Instance Segmentation in PyTorch

This repository contains inference and training code for Mask R-CNN like networks. Models code is designed to enable ONNX export (with custom operations) and inference on CPU via OpenVINO. Detectron and maskrcnn-benchmark models are wrapped to export their weights to ONNX and OpenVINO.

Setup

Prerequisites

Ubuntu 16.04
Python 3.5.2
PyTorch 0.4.1
OpenVINO 2019 R1 with Python API

Installation

To install required dependencies run

$ cat requirements.txt | xargs -n 1 -L 1 pip3 install

To install the package itself run

$ pip3 install -e .

Get pretrained models

A bunch of top-performing models from Detectron and maskrcnn-benchmark projects can be easily obtained and automatically prepared for running in PyTorch and OpenVINO, via tools/download_pretrained_weights.py script. By default script requires no parameters to run, for more details on its configuration run it with a -h key. This script could also be considered as a sample, showing how models are supposed to be converted to ONNX/IR.

Download MS COCO dataset

To be able to train networks and/or get quality metrics for pre-trained ones, one have to download MS COCO dataset. Download the dataset (train, val and annotations) and unpack it to ./data/coco folder. The result structure of the folder should be:

data
└── coco
    ├── annotations
    │   ├── instances_train2017.json
    │   └── instances_val2017.json
    |
    └── images
        ├── train2017
        └── val2017

Training

To train Mask R-CNN model run

$ python3 tools/train.py

This script has a default configuration which conforms to end-to-end Mask R-CNN baseline from Detectron. To view all arguments available to configure run

$ python3 tools/train.py --help

Demo

tools/demo.py script implements a live demo application, that runs a given Mask R-CNN like model on a set of images or a video and shows resulting instance segmentation mask. Both PyTorch and OpenVINO backends are supported.

PyTorch

As input, the demo application takes:

a model
- a path to PyTorch nn.Module implementing the network of interest specified with a command line argument --model
- a path to a file with pre-trained weights specified with a command line argument --ckpt
a source of data:
- a path to a single image file or a folder with image files specified with a command line argument --images
- a path to a video file or a numeric ID of a web-camera specified with a command line argument --video
preprocessing parameters
- an image resize mode and target resolution. Two options are available here. --fix_max SCALE MAXSIZE command line argument forces image to be resized to such a size, that its shorter and larger sides are not greater than SCALE and MAXSIZE respectively, while original aspect ratio is left unchanged. --fit_window MAXHEIGHT MAXWIDTH option enables the mode, when image height and width are made not greater that MAXHEIGHT and MAXWIDTH respectively, while original aspect ratio is preserved.
- a mean value subtracted from every pixel of an image (--mean_pixel argument)
extra options controlling visualization and performance statistics collection. Please refer to script's help message (run it with -h argument) for more details.

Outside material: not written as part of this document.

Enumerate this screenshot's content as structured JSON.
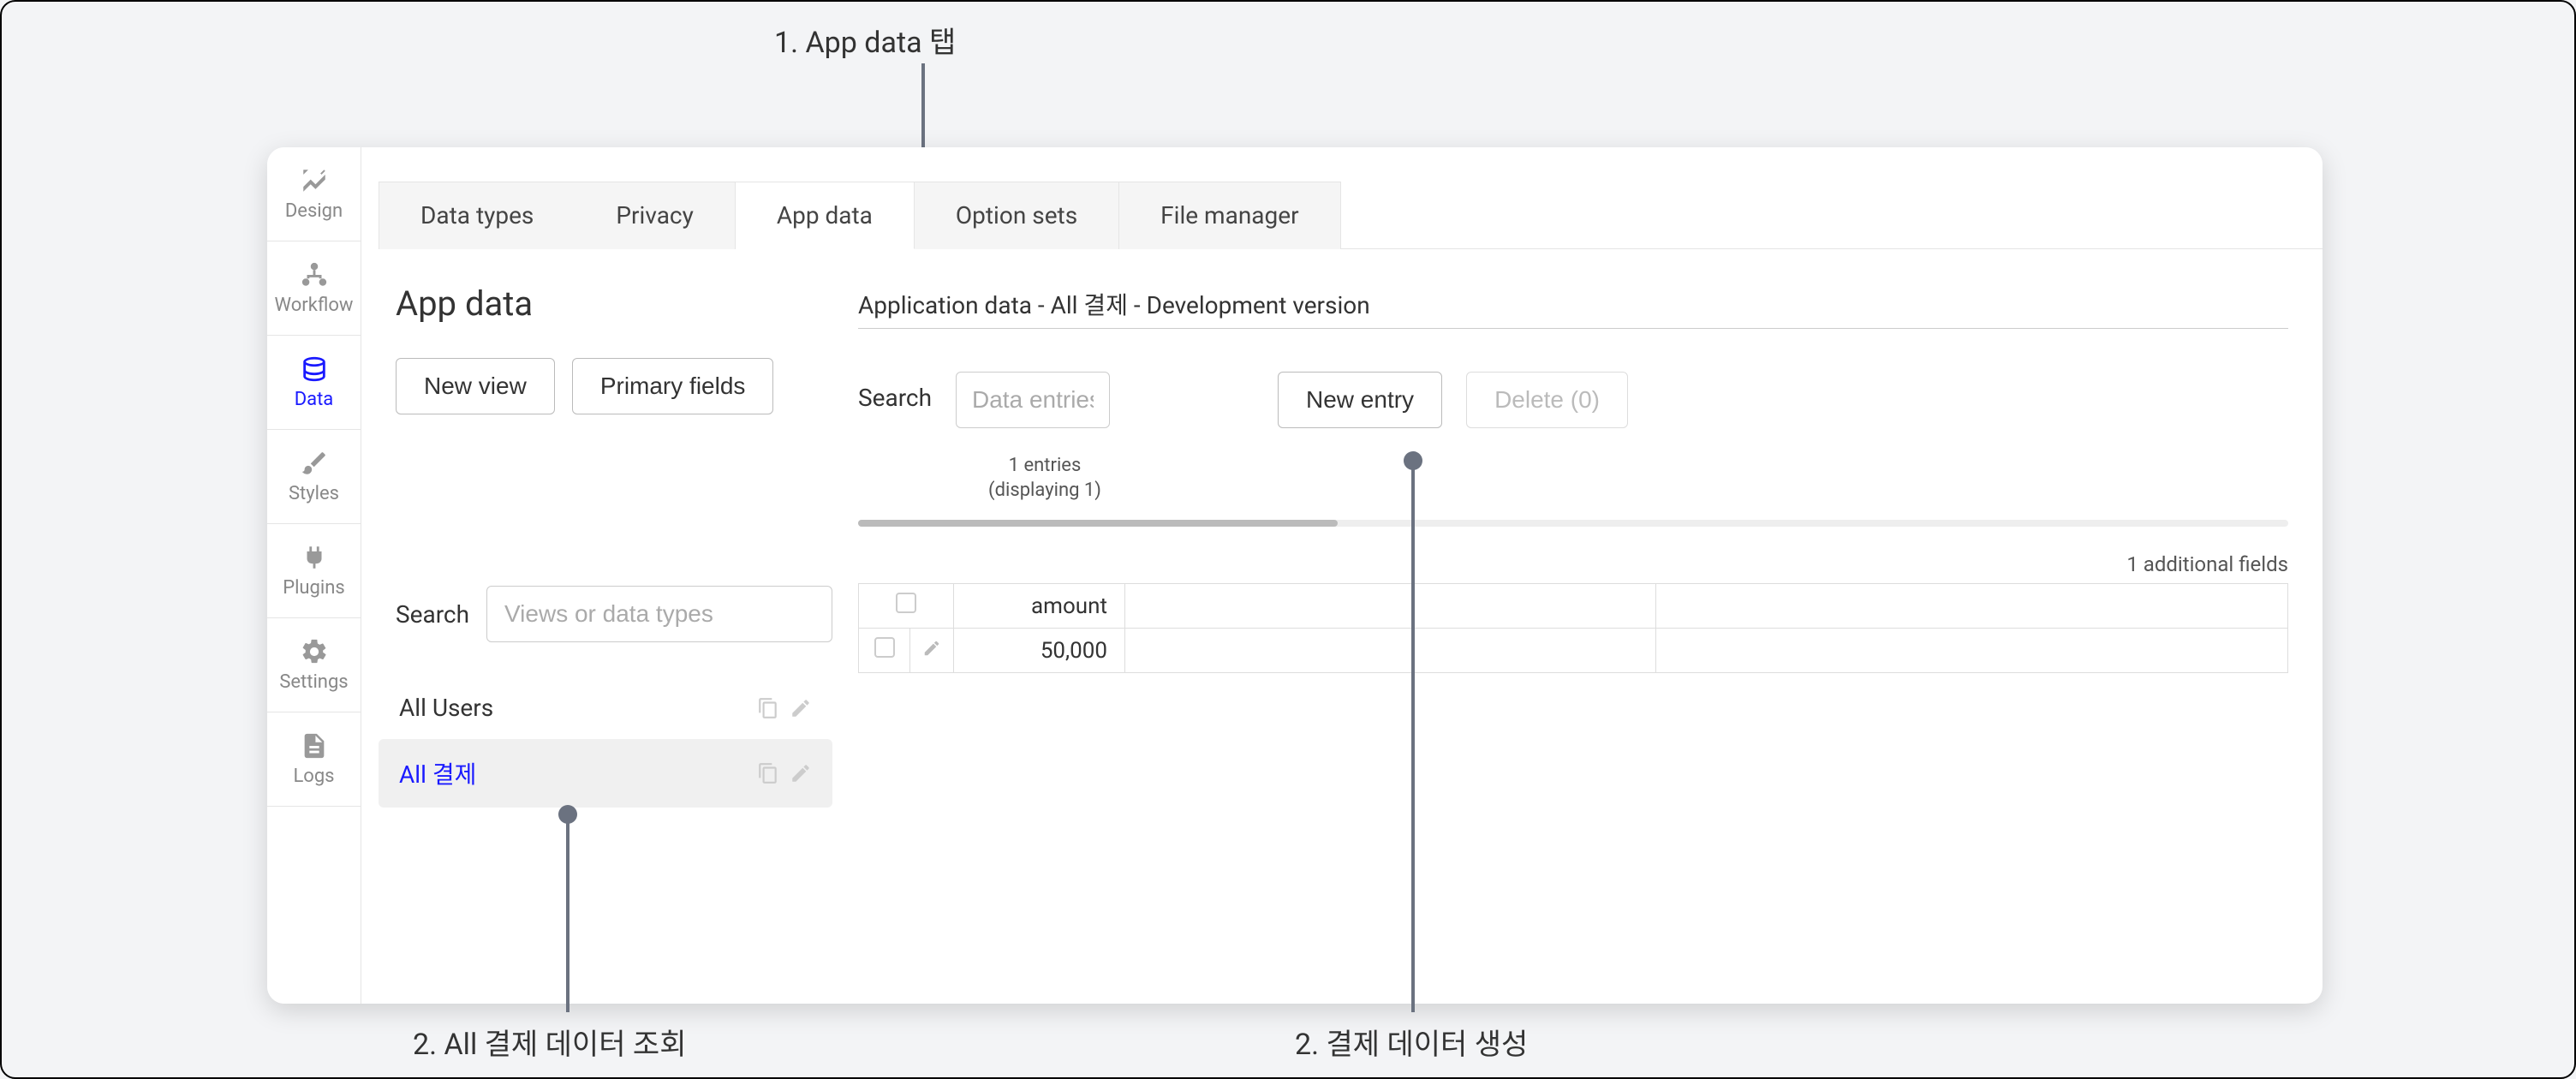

For example, assuming that tools/download_pretrained_weights.py script with default options has been used to fetch public pre-trained models, to run demo on live video stream from a webcam using ResNet50-FPN Mask R-CNN model for instance segmentation run the following command:

$ python3 tools/demo.py \
    --dataset coco_2017_val \
    --ckpt data/pretrained_models/converted/coco/detectron/mask_rcnn_resnet50_fpn_2x.pth \
    --mean_pixel 102.9801 115.9465 122.7717 \
    --fit_window 800 1333 \
    --video 0 \
    --delay 1 \
    --show_fps \
    pytorch \
    --model segmentoly.rcnn.model_zoo.resnet_fpn_mask_rcnn.ResNet50FPNMaskRCNN \
    --show_flops

Note: Use CUDA_VISIBLE_DEVICES environment variable to configure which (if any) GPUs to use during evaluation. If empty value is assigned, PyTorch uses CPU backend.

OpenVINO

The same demo application may be used for running instance segmentation models on CPU via OpenVINO. Almost the same set of parameters is available in this case. The major difference is that model (--model argument) should be defined as a path to an XML file with OpenVINO IR description, rather that a PyTorch class, and --ckpt argument should point to a BIN file with OpenVINO IR weights.

Example:

$ python3 tools/demo.py \
    --dataset coco_2017_val \
    --ckpt data/pretrained_models/ir/coco/detectron/mask_rcnn_resnet50_fpn_2x.bin \
    --fit_window 800 1333 \
    --video 0 \
    --delay 1 \
    --show_fps \
    openvino \
    --model data/pretrained_models/ir/coco/detectron/mask_rcnn_resnet50_fpn_2x.xml

Note: For most of the Detectron and maskrcnn-benchmark models mean pixel value of [102.9801, 115.9465, 122.7717] is used while running with a PyTorch backend. But at the same time this value is integrated into the model itself by OpenVINO Model Optimizer during export to IR, so there is no need to specify this value when running with an OpenVINO backend.

Evaluation

tools/test.py script is designed for quality evaluation of instance segmentation models. The script has almost the same interface as a demo script, and supports both PyTorch and OpenVINO backends.

PyTorch

For example, to evaluate ResNet50-FPN Mask R-CNN model on COCO 2017 Val dataset using PyTorch backend run:

$ python3 tools/test.py \
    --dataset coco_2017_val \
    --ckpt data/pretrained_models/converted/coco/detectron/mask_rcnn_resnet50_fpn_2x.pth \
    --mean_pixel 102.9801 115.9465 122.7717 \
    --fit_max 800 1333 \
    pytorch \
    --model segmentoly.rcnn.model_zoo.resnet_fpn_mask_rcnn.ResNet50FPNMaskRCNN \
    --show_flops

Note: Use CUDA_VISIBLE_DEVICES environment variable to configure which (if any) GPUs to use during evaluation. If empty value is assigned, PyTorch uses CPU backend.

OpenVINO

For example, to evaluate ResNet50-FPN Mask R-CNN model on COCO 2017 Val dataset using OpenVINO backend run:

$ python3 tools/test.py \
    --dataset coco_2017_val \
    --ckpt data/pretrained_models/ir/coco/detectron/mask_rcnn_resnet50_fpn_2x.bin \
    --fit_window 800 1333 \
    openvino \
    --model data/pretrained_models/ir/coco/detectron/mask_rcnn_resnet50_fpn_2x.xml

Note: Default quality evaluation protocol for Mask R-CNN model uses fit_max image resize mode at a preprocessing stage (see the note above about resize modes). Though, by default OpenVINO IR models created by tools/download_pretrained_weights.py script are configured to work properly with fit_window mode only. This has no difference for landscape-oriented images, but affects portrait-oriented ones. So to directly reproduce reference quality numbers one has to export PyTorch models to OpenVINO IR manually setting MAXSIZExMAXSIZE input resolution. This will be fixed in later releases.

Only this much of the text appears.